As described above, the present invention adds a linearizer capacitor to the base terminal of the signal amplifying transistor and the active transistor for the bias thereof, so that the base-emitter stage of the signal amplifying transistor is increased even when the high frequency input signal is increased. By amplifying the output power linearly by compensating for the reduced voltage characteristics of the amplifier, the power gain, output power and power efficiency of the amplifier can be further increased, and the phase distortion can be reduced, thereby preventing the attenuation of high frequency signals.
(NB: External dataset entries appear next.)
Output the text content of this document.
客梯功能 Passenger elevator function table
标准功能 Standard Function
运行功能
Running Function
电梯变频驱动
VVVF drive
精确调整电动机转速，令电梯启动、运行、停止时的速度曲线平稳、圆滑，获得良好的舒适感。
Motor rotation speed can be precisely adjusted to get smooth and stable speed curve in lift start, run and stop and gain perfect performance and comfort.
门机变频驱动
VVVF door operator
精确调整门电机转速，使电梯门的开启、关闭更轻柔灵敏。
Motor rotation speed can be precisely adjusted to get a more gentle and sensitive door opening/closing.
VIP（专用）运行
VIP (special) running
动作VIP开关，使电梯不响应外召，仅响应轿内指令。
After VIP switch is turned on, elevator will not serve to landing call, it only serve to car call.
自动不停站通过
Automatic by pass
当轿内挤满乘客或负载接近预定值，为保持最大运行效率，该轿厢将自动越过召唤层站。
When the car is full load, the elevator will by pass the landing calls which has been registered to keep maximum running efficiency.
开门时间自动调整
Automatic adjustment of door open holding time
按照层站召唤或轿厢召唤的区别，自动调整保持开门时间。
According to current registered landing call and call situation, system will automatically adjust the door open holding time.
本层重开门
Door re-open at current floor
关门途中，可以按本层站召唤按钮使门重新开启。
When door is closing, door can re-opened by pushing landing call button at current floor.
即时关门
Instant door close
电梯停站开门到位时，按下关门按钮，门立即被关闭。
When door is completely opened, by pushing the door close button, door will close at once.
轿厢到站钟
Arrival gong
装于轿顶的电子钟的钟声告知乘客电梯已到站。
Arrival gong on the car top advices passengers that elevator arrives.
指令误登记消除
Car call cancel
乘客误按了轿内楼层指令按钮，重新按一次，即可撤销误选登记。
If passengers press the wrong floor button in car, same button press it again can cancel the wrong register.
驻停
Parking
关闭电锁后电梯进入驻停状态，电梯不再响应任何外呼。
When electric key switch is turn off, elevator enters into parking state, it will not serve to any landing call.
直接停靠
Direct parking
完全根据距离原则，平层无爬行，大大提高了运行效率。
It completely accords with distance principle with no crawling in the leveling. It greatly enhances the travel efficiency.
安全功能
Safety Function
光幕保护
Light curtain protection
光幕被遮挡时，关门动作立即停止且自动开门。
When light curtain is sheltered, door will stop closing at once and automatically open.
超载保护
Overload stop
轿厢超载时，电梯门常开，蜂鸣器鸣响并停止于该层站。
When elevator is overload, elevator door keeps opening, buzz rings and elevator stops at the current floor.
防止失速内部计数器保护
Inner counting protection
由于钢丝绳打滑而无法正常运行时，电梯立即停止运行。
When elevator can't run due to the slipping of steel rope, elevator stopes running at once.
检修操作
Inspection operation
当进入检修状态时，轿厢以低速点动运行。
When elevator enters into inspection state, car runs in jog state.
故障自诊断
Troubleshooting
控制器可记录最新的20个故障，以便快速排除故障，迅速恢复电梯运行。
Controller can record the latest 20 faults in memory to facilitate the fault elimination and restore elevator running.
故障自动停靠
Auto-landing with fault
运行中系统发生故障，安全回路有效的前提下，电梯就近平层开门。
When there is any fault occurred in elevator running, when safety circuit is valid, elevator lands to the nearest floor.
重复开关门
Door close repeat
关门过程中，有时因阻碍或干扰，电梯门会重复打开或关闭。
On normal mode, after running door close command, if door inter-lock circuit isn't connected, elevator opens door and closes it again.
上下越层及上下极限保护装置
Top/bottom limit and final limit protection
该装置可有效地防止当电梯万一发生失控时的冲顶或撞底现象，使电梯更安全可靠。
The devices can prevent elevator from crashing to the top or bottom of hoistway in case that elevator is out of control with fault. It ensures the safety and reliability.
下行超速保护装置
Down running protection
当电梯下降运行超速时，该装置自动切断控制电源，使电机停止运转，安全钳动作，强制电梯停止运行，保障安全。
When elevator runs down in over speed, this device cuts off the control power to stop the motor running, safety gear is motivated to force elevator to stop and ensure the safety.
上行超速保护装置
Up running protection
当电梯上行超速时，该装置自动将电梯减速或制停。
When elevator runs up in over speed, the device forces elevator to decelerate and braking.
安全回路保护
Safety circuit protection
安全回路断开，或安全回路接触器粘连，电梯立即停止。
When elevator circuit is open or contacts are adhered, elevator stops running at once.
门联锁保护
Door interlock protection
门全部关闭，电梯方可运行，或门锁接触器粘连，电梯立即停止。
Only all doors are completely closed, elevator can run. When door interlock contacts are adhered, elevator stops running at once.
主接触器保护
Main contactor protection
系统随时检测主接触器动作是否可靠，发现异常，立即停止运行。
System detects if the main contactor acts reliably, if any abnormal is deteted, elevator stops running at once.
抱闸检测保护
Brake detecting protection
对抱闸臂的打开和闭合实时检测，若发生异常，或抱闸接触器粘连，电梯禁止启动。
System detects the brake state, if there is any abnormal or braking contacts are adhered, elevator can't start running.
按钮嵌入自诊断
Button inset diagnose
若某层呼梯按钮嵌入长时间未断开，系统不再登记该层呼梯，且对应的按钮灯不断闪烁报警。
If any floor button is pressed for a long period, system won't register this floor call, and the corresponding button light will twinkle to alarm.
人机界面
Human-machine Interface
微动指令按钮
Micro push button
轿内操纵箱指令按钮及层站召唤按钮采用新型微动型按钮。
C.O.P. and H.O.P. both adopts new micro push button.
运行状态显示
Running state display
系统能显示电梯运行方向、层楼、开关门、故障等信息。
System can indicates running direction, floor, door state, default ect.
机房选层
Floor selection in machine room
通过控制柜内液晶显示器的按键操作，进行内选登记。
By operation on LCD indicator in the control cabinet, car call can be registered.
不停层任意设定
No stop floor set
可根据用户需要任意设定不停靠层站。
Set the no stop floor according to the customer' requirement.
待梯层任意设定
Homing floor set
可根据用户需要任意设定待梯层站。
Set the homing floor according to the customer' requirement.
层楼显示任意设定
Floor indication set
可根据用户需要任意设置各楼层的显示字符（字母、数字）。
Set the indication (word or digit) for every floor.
There is.

Claims (2)

In the power amplifier circuit for amplifying a high frequency input signal using a signal amplifier transistor and a bias transistor for the bias, By connecting a linearizer capacitor to the base terminal of the bias transistor in parallel, the base-emitter stage of the bias transistor is shorted through a capacitor at the high frequency, thereby lowering the impedance to the bias transistor circuit. When the signal is increased and input, a large number of the high frequency input signals are inserted in the direction of the bias transistor in which the impedance is lowered, thereby reducing the potential of the base-emitter stage of the bias transistor, thereby reducing the base-emission of the signal amplification transistor. A power amplification circuit using a linearizer capacitor, characterized in that to compensate for the characteristics of the terminal voltage is reduced to amplify the output power linearly. The method of claim 1, wherein adjusting the linearizer capacitor value, A power amplifier circuit using a linearizer capacitor, characterized in that for controlling the impedance in the bias transistor circuit direction.